(I guess we're doin' this.

)
It's not so much a sticking point as it is a glaringly loose end that 98+% of Christians refuse to tie up.
What about the copious amounts that recount Jesus trying to teach His people how to keep it correctly.
Why would He do that if He was getting ready to just -86- it?
And what in the world are "Christian scriptures?" Do you mean the ones that Paul and Peter and Jesus used to teach the New Covenant?
Aunty, I take you as being a little too intelligent to be using a sophomoric argument like this against the Sabbath. And that's no back-handed compliment, either.
Well before about 1980, at least 90% of Christians would have answered this question like this:
Exodus 20
8Remember the Sabbath day by keeping it holy. 9Six days you shall labor and do all your work, 10but the seventh day is a Sabbath to the LORD your God, on which you must not do any work—neither you, nor your son or daughter, nor your manservant or maidservant or livestock, nor the foreigner within your gates. 11For in six days the LORD made the heavens and the earth and the sea and all that is in them, but on the seventh day He rested.
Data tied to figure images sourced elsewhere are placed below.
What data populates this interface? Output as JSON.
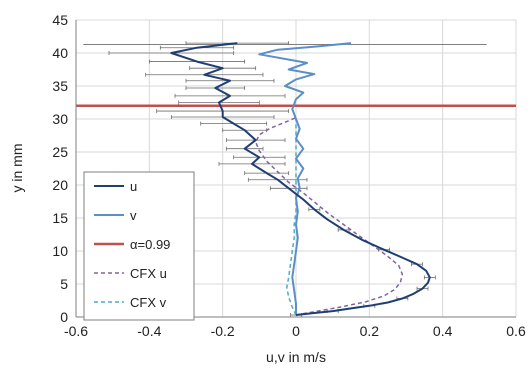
{
  "chart_data": {
    "type": "line",
    "xlabel": "u,v in m/s",
    "ylabel": "y in mm",
    "xlim": [
      -0.6,
      0.6
    ],
    "ylim": [
      0,
      45
    ],
    "xticks": [
      "-0.6",
      "-0.4",
      "-0.2",
      "0",
      "0.2",
      "0.4",
      "0.6"
    ],
    "yticks": [
      "0",
      "5",
      "10",
      "15",
      "20",
      "25",
      "30",
      "35",
      "40",
      "45"
    ],
    "grid": true,
    "legend_position": "bottom-left",
    "threshold": {
      "name": "α=0.99",
      "y": 32,
      "color": "#c0504d"
    },
    "series": [
      {
        "name": "u",
        "color": "#1f3f73",
        "style": "solid",
        "points": [
          [
            0.0,
            0.3
          ],
          [
            0.05,
            0.6
          ],
          [
            0.1,
            0.9
          ],
          [
            0.15,
            1.3
          ],
          [
            0.2,
            1.7
          ],
          [
            0.25,
            2.2
          ],
          [
            0.29,
            2.8
          ],
          [
            0.32,
            3.5
          ],
          [
            0.345,
            4.3
          ],
          [
            0.36,
            5.2
          ],
          [
            0.365,
            6.0
          ],
          [
            0.355,
            7.0
          ],
          [
            0.33,
            8.0
          ],
          [
            0.29,
            9.0
          ],
          [
            0.24,
            10.2
          ],
          [
            0.18,
            11.7
          ],
          [
            0.13,
            13.2
          ],
          [
            0.085,
            14.8
          ],
          [
            0.05,
            16.3
          ],
          [
            0.02,
            17.8
          ],
          [
            -0.02,
            19.5
          ],
          [
            -0.05,
            20.8
          ],
          [
            -0.08,
            21.8
          ],
          [
            -0.12,
            23.2
          ],
          [
            -0.1,
            24.2
          ],
          [
            -0.14,
            25.5
          ],
          [
            -0.11,
            26.8
          ],
          [
            -0.14,
            28.3
          ],
          [
            -0.17,
            29.3
          ],
          [
            -0.2,
            30.3
          ],
          [
            -0.2,
            31.2
          ],
          [
            -0.21,
            32.5
          ],
          [
            -0.18,
            33.5
          ],
          [
            -0.22,
            34.7
          ],
          [
            -0.18,
            35.8
          ],
          [
            -0.25,
            36.7
          ],
          [
            -0.2,
            37.7
          ],
          [
            -0.27,
            38.7
          ],
          [
            -0.34,
            40.0
          ],
          [
            -0.27,
            40.8
          ],
          [
            -0.16,
            41.5
          ]
        ]
      },
      {
        "name": "v",
        "color": "#5b8fc7",
        "style": "solid",
        "points": [
          [
            0.0,
            0.3
          ],
          [
            0.0,
            2.0
          ],
          [
            -0.005,
            4.0
          ],
          [
            -0.01,
            6.0
          ],
          [
            -0.005,
            8.0
          ],
          [
            0.0,
            10.0
          ],
          [
            0.005,
            12.0
          ],
          [
            0.0,
            14.0
          ],
          [
            0.005,
            16.0
          ],
          [
            0.0,
            18.0
          ],
          [
            0.01,
            19.5
          ],
          [
            0.005,
            21.0
          ],
          [
            0.02,
            22.5
          ],
          [
            0.0,
            24.0
          ],
          [
            0.02,
            25.5
          ],
          [
            0.0,
            27.0
          ],
          [
            0.01,
            28.5
          ],
          [
            0.0,
            30.0
          ],
          [
            -0.01,
            31.5
          ],
          [
            0.0,
            33.0
          ],
          [
            0.02,
            34.0
          ],
          [
            -0.03,
            35.0
          ],
          [
            0.0,
            36.0
          ],
          [
            0.05,
            36.8
          ],
          [
            -0.02,
            37.5
          ],
          [
            0.03,
            38.5
          ],
          [
            -0.1,
            39.8
          ],
          [
            -0.05,
            40.5
          ],
          [
            0.06,
            41.0
          ],
          [
            0.15,
            41.5
          ]
        ]
      },
      {
        "name": "CFX u",
        "color": "#8064a2",
        "style": "dashed",
        "points": [
          [
            0.0,
            0.3
          ],
          [
            0.05,
            0.8
          ],
          [
            0.12,
            1.5
          ],
          [
            0.19,
            2.3
          ],
          [
            0.24,
            3.2
          ],
          [
            0.27,
            4.2
          ],
          [
            0.285,
            5.3
          ],
          [
            0.29,
            6.5
          ],
          [
            0.28,
            7.8
          ],
          [
            0.25,
            9.2
          ],
          [
            0.21,
            10.8
          ],
          [
            0.17,
            12.4
          ],
          [
            0.13,
            14.0
          ],
          [
            0.09,
            15.6
          ],
          [
            0.055,
            17.2
          ],
          [
            0.02,
            18.8
          ],
          [
            -0.02,
            20.4
          ],
          [
            -0.05,
            22.0
          ],
          [
            -0.08,
            23.6
          ],
          [
            -0.1,
            25.2
          ],
          [
            -0.11,
            26.5
          ],
          [
            -0.1,
            27.6
          ],
          [
            -0.07,
            28.6
          ],
          [
            -0.03,
            29.5
          ],
          [
            0.0,
            30.2
          ]
        ]
      },
      {
        "name": "CFX v",
        "color": "#4bacc6",
        "style": "dashed",
        "points": [
          [
            0.0,
            0.3
          ],
          [
            -0.01,
            1.5
          ],
          [
            -0.02,
            3.0
          ],
          [
            -0.025,
            4.5
          ],
          [
            -0.02,
            6.0
          ],
          [
            -0.015,
            8.0
          ],
          [
            -0.01,
            10.0
          ],
          [
            -0.005,
            12.0
          ],
          [
            -0.005,
            14.0
          ],
          [
            0.0,
            16.0
          ],
          [
            0.0,
            18.0
          ],
          [
            0.0,
            20.0
          ],
          [
            0.0,
            22.0
          ],
          [
            0.0,
            24.0
          ],
          [
            0.0,
            26.0
          ],
          [
            0.0,
            28.0
          ],
          [
            0.0,
            30.0
          ]
        ]
      }
    ]
  }
}
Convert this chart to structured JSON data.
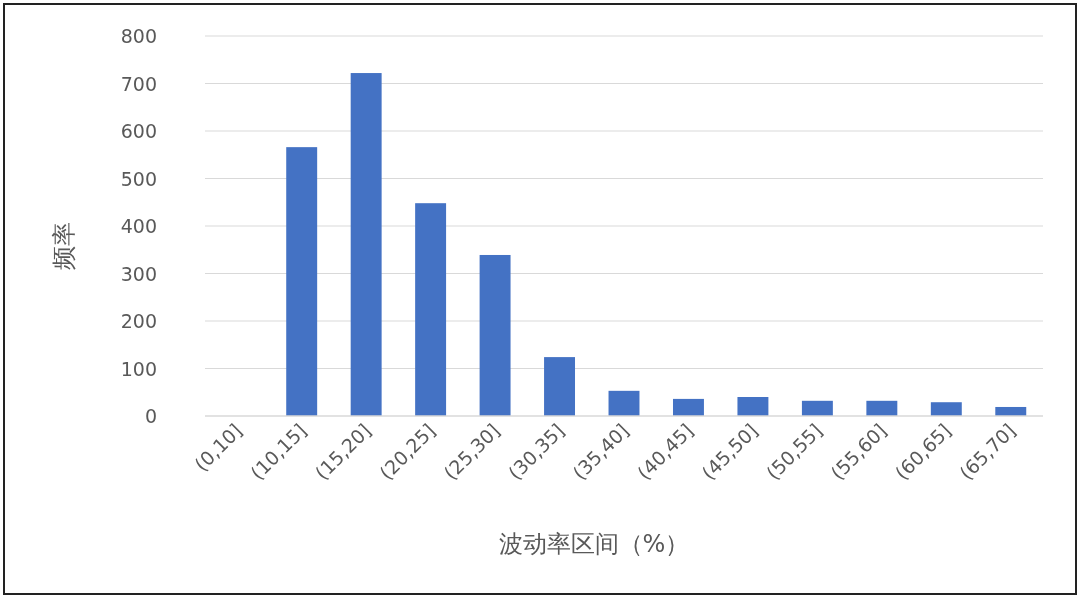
{
  "chart_data": {
    "type": "bar",
    "xlabel": "波动率区间（%）",
    "ylabel": "频率",
    "categories": [
      "(0,10]",
      "(10,15]",
      "(15,20]",
      "(20,25]",
      "(25,30]",
      "(30,35]",
      "(35,40]",
      "(40,45]",
      "(45,50]",
      "(50,55]",
      "(55,60]",
      "(60,65]",
      "(65,70]"
    ],
    "values": [
      0,
      566,
      722,
      448,
      339,
      124,
      53,
      36,
      40,
      32,
      32,
      29,
      19
    ],
    "color": "#4472c4",
    "ylim": [
      0,
      800
    ],
    "yticks": [
      0,
      100,
      200,
      300,
      400,
      500,
      600,
      700,
      800
    ],
    "grid": "y"
  }
}
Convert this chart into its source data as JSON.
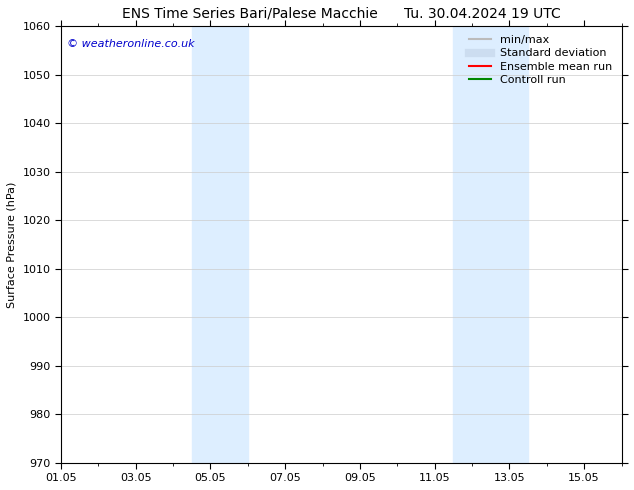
{
  "title_left": "ENS Time Series Bari/Palese Macchie",
  "title_right": "Tu. 30.04.2024 19 UTC",
  "ylabel": "Surface Pressure (hPa)",
  "xlabel": "",
  "ylim": [
    970,
    1060
  ],
  "yticks": [
    970,
    980,
    990,
    1000,
    1010,
    1020,
    1030,
    1040,
    1050,
    1060
  ],
  "xlim": [
    0,
    15
  ],
  "xtick_labels": [
    "01.05",
    "03.05",
    "05.05",
    "07.05",
    "09.05",
    "11.05",
    "13.05",
    "15.05"
  ],
  "xtick_positions": [
    0,
    2,
    4,
    6,
    8,
    10,
    12,
    14
  ],
  "shade_regions": [
    {
      "x_start": 3.5,
      "x_end": 5.0,
      "color": "#ddeeff"
    },
    {
      "x_start": 10.5,
      "x_end": 12.5,
      "color": "#ddeeff"
    }
  ],
  "watermark_text": "© weatheronline.co.uk",
  "watermark_color": "#0000cc",
  "watermark_fontsize": 8,
  "background_color": "#ffffff",
  "legend_items": [
    {
      "label": "min/max",
      "color": "#bbbbbb",
      "lw": 1.5,
      "style": "solid"
    },
    {
      "label": "Standard deviation",
      "color": "#ccddf0",
      "lw": 6,
      "style": "solid"
    },
    {
      "label": "Ensemble mean run",
      "color": "#ff0000",
      "lw": 1.5,
      "style": "solid"
    },
    {
      "label": "Controll run",
      "color": "#008800",
      "lw": 1.5,
      "style": "solid"
    }
  ],
  "title_fontsize": 10,
  "axis_label_fontsize": 8,
  "tick_fontsize": 8,
  "legend_fontsize": 8,
  "grid_color": "#cccccc",
  "spine_color": "#000000"
}
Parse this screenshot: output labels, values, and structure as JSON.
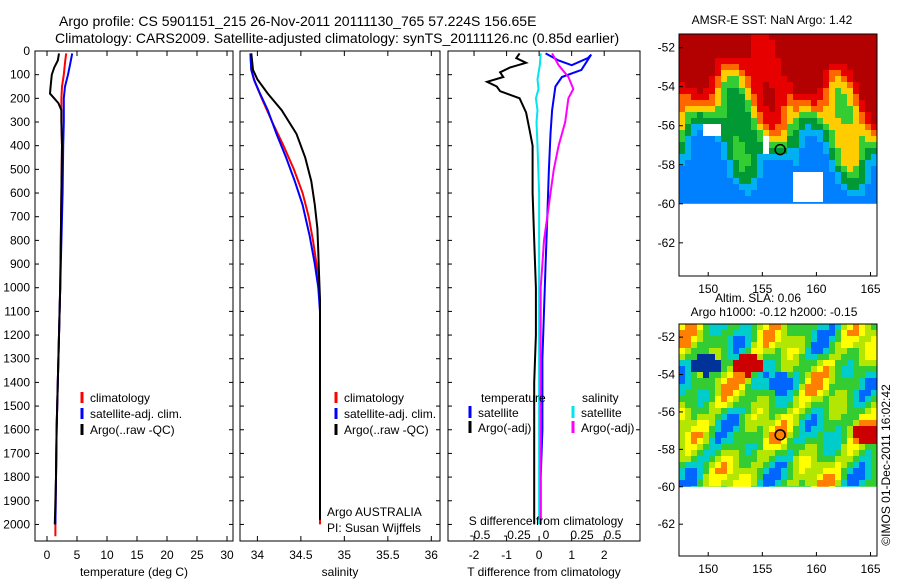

Therefore the LORD blessed the Sabbath day and set it apart as holy.
But now that the Old Testament has been retired, I'd probably go with this:
Circumcision is nothing and uncircumcision is nothing, but keeping the commandments of God is what matters. (1 Corinthians 7:19)
I can't help but suspect that you know who is being referred to here as "God."
Jesus did this but Paul said that...
(And John said <see below> and James said, etc., etc., and on and on)
I honestly don't understand all of the resistance to the 4th commandment.
It truly boggles my mind. It's a surreal decades-long moment.
When I was a kid, nobody I knew or heard of (and my dad will bear me out on this, because he was always 20 years' worth more aware than I, and a world traveler) was trying to reason their way out of keeping the 4th commandment. They were just mixed up about which day of the week was being addressed.
I honestly don't get it.
Unless, the world has crept into the church with its anti-authority mentality, which I cannot but highly suspect, giving the eyewitness evidence to which I am privy, but which so many others of my generation either missed, ignored, deny, or were themselves artfully deceived.
How is the 4th commandment a shadow of the life, death, and resurrection of Jesus Christ?
I can't say for sure, but I'd conjecture that if you look into the mid-20th century archives of Witness reading material on this subject (if there are any) you won't find this kind of anti-Sabbath reasoning or sentiment.
You can just imagine, what with it being a central focal point of the moral code for human beings, etched by the finger of Jehovah, the Creator of human beings, on tablets of stone amidst thunderings and lightings and other scary stuff, and all.